Veheradiulana: paradise for treasure hunters | Sunday Observer

Veheradiulana: paradise for treasure hunters

8 August, 2021
The vandalised archaeological remains on the top of the rocky boulder
The vandalised archaeological remains on the top of the rocky boulder

The historically important archaeological site of the Veheradiulana ancient monastic complex is located upon a rocky ridge above the crust of Yala’s North-East edge. You can get to Veheradiulana from Kumbukkan Oya, which takes you past Kebilitta, on the verge of the virgin forest. It is around 30 kilometres from the South of the Kotiyagala, village in the drought-affected Moneragala district. We took this route to reach the site as it was an adventurous journey.

The archaeological remains of three crumbling dagabas, caves with drip-ledges and ruins of several other ancient structures have been ravaged by treasure hunters. Archaeologists believe that the bank of Kumbukkan Oya in the Yala Sanctuary had been a densely populated area in the past.

According to tradition, the Wattarama ancient Buddhist monastery in Kotiyagala, Talaguruvehera and Veheradiulana in zone III of Yala National Park and had been the abodes of thousands of meditative bhikkhus in ancient times, However, no one has yet carried out any excavations to establish its history.

Wasted natural rock pond

It took us almost seven hours to reach Veheradiulana. We were in for a discovery and had to walk around 300 metres from tractor track to reach the site which is a massive rock boulder where the monastery was built. The place was littered with ruins of different sizes in caves, while rock-hewn steps lead up to the remains of the crumbling dagabas and caves.

Halfway up the rock boulder, a fairly large natural rock pond, apparently used to collect water for the use of the bhikkhus, is now in the rendezvous of the denizens of the wild. It was full of slit, and had only three feet of water. If the Department of Wildlife cleans this often, it would be a good source of water for the animals during the drought. Our eyes were pleased with the site of a big wild boar resting peacefully in a marshy plot on the rock.

We were encompassed by the serenity and silence that prevailed at the site during our stay. The caves and ruins indicated that it must have been of some importance as a monastery in the past. A series of steps cut into the rock surface approached the top from all four sides of the rock boulder.

We were able to see slightly visible rock-hewn steps on one side with deep slope, which were fast decaying due to the antiquity of the place. Creeping through thorny bushes, we came across a drip-ledged cave at the site. Two ancient brick walls covered both sides of the cave which indicated that this had been a shelter for meditating bhikkhus or perhaps, a shrine room in the past. It houses a wooden figure in the actual size of a human, painted in yellow. We learned that it was the figure of a deity made by a man and brought here for keeping in this cave, due to the misfortunes experienced in his village.

Destroyed three stupas

It was vandalism of the worst kind on a rare and precious Buddhist heritage site on the rocky boulders scattered in the jungles of Yala, which a group of human vultures had destroyed mercilessly.
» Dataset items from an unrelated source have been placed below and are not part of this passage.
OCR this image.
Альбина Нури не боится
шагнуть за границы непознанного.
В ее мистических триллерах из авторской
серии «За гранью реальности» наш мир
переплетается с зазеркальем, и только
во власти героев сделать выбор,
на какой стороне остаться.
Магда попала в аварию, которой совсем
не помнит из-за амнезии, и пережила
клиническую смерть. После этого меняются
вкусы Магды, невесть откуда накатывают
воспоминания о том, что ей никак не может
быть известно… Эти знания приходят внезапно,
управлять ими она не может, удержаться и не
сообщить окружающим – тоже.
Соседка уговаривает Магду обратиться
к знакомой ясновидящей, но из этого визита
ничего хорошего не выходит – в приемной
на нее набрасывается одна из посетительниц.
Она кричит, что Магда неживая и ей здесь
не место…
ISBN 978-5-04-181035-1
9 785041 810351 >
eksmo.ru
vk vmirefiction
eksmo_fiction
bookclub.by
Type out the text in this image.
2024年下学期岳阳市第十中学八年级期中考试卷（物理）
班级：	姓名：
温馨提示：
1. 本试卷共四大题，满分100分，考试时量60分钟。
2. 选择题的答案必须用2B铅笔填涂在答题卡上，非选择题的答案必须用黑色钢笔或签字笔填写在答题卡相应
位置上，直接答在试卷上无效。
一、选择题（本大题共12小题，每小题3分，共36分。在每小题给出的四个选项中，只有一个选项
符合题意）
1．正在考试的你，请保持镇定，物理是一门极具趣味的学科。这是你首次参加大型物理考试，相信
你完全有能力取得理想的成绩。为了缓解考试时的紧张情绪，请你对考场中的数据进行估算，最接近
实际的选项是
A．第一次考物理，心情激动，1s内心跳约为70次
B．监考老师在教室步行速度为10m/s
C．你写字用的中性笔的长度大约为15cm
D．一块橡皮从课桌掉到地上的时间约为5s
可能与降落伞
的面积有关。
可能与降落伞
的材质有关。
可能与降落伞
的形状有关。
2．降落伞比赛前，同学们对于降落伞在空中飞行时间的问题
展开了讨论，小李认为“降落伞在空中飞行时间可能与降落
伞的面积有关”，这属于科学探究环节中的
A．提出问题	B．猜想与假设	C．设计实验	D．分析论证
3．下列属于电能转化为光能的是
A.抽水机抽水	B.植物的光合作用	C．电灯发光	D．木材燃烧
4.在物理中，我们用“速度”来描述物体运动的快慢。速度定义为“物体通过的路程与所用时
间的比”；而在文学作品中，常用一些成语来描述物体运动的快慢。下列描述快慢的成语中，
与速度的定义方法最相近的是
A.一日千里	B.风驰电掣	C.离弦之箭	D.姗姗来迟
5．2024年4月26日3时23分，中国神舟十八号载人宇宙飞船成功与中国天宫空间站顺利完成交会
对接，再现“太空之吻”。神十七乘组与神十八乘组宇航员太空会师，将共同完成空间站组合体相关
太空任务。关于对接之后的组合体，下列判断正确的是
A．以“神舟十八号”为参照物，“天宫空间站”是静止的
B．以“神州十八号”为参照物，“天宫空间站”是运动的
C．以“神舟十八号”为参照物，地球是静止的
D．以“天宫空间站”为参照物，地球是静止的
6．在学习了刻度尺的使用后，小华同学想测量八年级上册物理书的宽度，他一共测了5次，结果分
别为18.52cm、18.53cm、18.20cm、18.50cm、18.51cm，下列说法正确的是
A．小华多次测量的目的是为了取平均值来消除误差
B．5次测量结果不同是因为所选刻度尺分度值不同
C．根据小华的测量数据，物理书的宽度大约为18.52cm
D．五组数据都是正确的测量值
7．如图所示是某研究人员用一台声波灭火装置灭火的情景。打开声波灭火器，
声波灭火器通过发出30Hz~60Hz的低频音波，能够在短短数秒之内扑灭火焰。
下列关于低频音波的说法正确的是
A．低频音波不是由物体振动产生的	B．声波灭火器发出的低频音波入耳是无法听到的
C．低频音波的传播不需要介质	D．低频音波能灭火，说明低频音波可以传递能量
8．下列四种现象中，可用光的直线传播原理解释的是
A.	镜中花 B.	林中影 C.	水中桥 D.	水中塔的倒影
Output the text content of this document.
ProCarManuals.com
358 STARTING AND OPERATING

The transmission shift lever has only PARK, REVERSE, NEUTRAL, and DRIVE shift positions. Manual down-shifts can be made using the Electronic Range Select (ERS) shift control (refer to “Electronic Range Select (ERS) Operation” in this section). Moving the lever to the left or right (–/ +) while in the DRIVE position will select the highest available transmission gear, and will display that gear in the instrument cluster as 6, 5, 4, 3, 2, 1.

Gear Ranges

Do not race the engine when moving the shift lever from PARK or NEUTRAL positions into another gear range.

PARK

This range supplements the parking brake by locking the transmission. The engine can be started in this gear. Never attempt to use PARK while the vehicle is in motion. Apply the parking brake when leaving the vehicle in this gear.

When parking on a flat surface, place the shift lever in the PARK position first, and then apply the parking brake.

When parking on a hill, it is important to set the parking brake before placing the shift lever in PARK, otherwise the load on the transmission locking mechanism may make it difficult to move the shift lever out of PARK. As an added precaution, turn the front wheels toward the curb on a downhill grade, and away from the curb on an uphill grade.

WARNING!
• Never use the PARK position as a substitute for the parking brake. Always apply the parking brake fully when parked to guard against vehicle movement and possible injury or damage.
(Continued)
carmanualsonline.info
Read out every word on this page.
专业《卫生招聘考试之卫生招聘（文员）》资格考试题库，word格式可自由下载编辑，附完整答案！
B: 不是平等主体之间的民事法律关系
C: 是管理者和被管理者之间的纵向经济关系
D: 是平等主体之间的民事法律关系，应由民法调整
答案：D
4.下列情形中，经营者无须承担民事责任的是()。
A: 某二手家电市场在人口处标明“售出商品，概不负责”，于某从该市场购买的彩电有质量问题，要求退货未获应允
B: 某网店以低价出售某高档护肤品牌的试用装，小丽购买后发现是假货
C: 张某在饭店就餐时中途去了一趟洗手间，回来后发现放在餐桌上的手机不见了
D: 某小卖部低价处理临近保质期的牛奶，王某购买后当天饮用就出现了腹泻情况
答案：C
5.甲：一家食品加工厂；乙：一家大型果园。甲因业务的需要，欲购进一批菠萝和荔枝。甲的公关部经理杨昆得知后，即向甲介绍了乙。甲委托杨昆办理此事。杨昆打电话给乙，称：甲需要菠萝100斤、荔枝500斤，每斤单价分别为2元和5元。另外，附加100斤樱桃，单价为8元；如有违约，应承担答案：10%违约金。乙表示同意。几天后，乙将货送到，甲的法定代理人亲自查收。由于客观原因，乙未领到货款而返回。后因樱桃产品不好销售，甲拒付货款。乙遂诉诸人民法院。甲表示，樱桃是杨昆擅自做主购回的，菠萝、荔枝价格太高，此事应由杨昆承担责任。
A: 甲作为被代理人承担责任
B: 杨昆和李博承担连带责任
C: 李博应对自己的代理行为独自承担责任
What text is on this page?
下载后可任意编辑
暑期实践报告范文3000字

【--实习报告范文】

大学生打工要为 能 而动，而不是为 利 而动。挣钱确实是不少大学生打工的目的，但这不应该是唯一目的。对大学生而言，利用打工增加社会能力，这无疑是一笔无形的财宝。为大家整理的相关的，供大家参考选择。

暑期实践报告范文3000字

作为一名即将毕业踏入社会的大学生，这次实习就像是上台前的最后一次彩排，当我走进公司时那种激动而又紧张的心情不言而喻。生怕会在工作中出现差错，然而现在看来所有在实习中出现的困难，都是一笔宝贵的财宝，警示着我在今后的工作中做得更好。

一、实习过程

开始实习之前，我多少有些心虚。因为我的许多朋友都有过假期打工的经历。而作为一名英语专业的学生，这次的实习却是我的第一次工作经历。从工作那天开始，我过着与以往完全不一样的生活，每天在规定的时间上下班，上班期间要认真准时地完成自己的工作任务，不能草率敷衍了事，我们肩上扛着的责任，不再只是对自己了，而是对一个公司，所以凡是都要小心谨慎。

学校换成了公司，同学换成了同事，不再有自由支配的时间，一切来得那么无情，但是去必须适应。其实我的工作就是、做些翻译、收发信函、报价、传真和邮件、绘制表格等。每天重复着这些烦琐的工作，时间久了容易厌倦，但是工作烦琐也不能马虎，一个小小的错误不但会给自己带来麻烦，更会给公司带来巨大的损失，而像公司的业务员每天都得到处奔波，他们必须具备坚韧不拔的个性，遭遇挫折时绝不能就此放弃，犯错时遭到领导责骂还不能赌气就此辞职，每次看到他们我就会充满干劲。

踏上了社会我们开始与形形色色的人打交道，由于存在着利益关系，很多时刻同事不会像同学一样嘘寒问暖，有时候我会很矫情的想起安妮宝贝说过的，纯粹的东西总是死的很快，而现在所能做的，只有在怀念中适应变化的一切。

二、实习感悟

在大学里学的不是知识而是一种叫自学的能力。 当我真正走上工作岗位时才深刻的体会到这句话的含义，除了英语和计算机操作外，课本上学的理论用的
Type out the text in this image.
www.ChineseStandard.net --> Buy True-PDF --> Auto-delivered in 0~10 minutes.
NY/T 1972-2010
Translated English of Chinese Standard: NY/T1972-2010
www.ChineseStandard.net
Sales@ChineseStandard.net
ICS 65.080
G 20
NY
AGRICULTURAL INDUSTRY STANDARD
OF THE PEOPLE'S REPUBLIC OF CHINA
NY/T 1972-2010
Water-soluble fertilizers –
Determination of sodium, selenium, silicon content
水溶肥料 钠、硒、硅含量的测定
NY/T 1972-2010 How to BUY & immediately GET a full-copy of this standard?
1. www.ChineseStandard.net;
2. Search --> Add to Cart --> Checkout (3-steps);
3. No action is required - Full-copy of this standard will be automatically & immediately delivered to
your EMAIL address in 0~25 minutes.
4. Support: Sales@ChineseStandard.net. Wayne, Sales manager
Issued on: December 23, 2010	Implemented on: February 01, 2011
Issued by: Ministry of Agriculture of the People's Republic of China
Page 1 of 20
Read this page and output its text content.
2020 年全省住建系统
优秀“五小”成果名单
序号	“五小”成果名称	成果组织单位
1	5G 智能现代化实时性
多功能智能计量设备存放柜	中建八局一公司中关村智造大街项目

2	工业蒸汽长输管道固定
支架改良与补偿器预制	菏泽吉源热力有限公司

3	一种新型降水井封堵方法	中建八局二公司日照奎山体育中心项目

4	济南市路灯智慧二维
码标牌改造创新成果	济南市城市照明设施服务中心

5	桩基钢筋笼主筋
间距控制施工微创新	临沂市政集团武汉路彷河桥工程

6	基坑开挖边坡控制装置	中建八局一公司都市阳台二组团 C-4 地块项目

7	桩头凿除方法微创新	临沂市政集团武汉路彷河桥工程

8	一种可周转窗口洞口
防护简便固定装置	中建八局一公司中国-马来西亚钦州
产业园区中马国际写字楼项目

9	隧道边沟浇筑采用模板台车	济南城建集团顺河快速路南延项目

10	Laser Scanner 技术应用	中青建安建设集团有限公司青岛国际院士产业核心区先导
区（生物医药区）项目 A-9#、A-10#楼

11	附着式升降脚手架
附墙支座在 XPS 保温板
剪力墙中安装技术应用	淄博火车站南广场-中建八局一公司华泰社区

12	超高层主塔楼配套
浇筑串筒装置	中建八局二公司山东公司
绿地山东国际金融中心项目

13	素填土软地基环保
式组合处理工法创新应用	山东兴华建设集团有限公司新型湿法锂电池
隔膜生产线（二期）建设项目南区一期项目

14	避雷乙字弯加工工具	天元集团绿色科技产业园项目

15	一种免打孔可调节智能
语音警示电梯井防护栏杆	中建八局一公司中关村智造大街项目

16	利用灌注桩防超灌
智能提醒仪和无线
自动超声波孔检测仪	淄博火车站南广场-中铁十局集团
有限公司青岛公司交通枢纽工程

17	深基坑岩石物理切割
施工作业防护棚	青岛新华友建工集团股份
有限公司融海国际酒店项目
Walking around the rocky summit of Veheradiulana, ‘Ratu ayya’, our guide, showed us three small dagabas which have disappeared, leaving in their place three deep holes. The bricks of the dagabas were scattered everywhere on the slope of the rock boulder. Obviously, nothing had been spared.

A few yards to the west of the rock boulder, we spotted another drip-ledged cave, believed to be the main shrine room housing a reclining Buddha.

No research done to preserve

We noticed that the entire interior of the cave was broken, dug and blasted beyond recognition. There was a very deep hole beneath the rock with water, as pieces of granite taken from the hole had been placed mouth of the cave. Here, it looked as if vandals might have used dynamite to blast the rock to search for treasure. Since no archaeological survey has been carried out at the site, we could not find any historical details about the Veheradiulana ancient site.

It was obvious that the place had been ancient Buddhist monastic complex for meditative Bhikkhus. Walking to the other side of the steep rock, we stumble upon many stone ruins strewn here and there. We saw a number of stone pillars at the site, buried in the earth, some leaning and some fallen on the ground.

On the eastern side of the rocky boulder of the Veheradiulana ancient site, the most outstanding feature was the beautiful chimney like rod-shaped rock which was tall and narrow and lies at the top of the rock.

It dominated the jungle landscape like a bit of Gothic architecture. From this point we glimpsed the verdant landscape of the lush green forest canopy of the Yala Sanctuary, virtually to infinity.

Today, the archaeological remains of Veheradiulana, such as, crumbling dagabas, caves and the ruins of several other ancient structures have been ravaged by treasure hunters and there is nothing left for conservation. The strange thing is, all this destruction has been done by those who call themselves Buddhists. At the summit of the rock, we saw granite rocks and bricks of ancient dagabas and structures which have been left to the mercy of the natural elements and the ravages of time.